January 14, 2004
China To Vaccinate Chickens For Export To Hong Kong
China will worked with Hong Kong to prevent bird flu entering the territory by vaccinating all live chicken exports.
"We have agreed with the mainland authorities, for all live chickens that come into Hong Kong, that they are vaccinated for H5N1," said Hong Kong's health minister Yeoh Eng-kiong.
"By the 15th of this month, all the chickens coming into Hong Kong into our farms will be vaccinated."
In a region already tense with the return of SARS, the rapid spread of the H5N1 flu virus in Vietnam, South Korea and Japan in recent days has jolted Hong Kong, where the virus first jumped the species barrier and killed six people in 1997.
The Hong Kong deaths in 1997 were never fully understood although scientists say the victims probably caught the virus directly from birds, rather than from humans.

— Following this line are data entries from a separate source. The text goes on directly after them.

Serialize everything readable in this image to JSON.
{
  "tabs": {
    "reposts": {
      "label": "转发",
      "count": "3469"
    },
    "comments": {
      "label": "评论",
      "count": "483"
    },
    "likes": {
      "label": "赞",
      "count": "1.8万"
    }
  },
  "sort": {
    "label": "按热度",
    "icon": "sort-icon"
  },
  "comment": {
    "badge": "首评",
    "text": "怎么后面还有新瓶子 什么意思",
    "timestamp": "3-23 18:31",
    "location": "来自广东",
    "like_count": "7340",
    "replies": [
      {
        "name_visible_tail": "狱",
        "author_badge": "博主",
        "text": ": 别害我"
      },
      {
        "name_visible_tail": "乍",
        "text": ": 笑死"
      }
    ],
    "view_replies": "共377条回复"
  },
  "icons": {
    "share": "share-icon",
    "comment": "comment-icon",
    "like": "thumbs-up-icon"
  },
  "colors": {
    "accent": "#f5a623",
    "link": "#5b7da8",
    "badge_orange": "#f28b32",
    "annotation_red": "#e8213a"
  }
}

But they have long said that both SARS and the H5N1 could reemerge during the winter months, traditionally the peak season for human influenza. Scientists fear the bugs could mix with human flu and produce even deadlier and more infectious strains.
Hong Kong relies almost entirely on mainland China for its chicken imports, or over 70,000 live birds a day.
It also imports chilled and frozen chicken, mainly from China and the United States.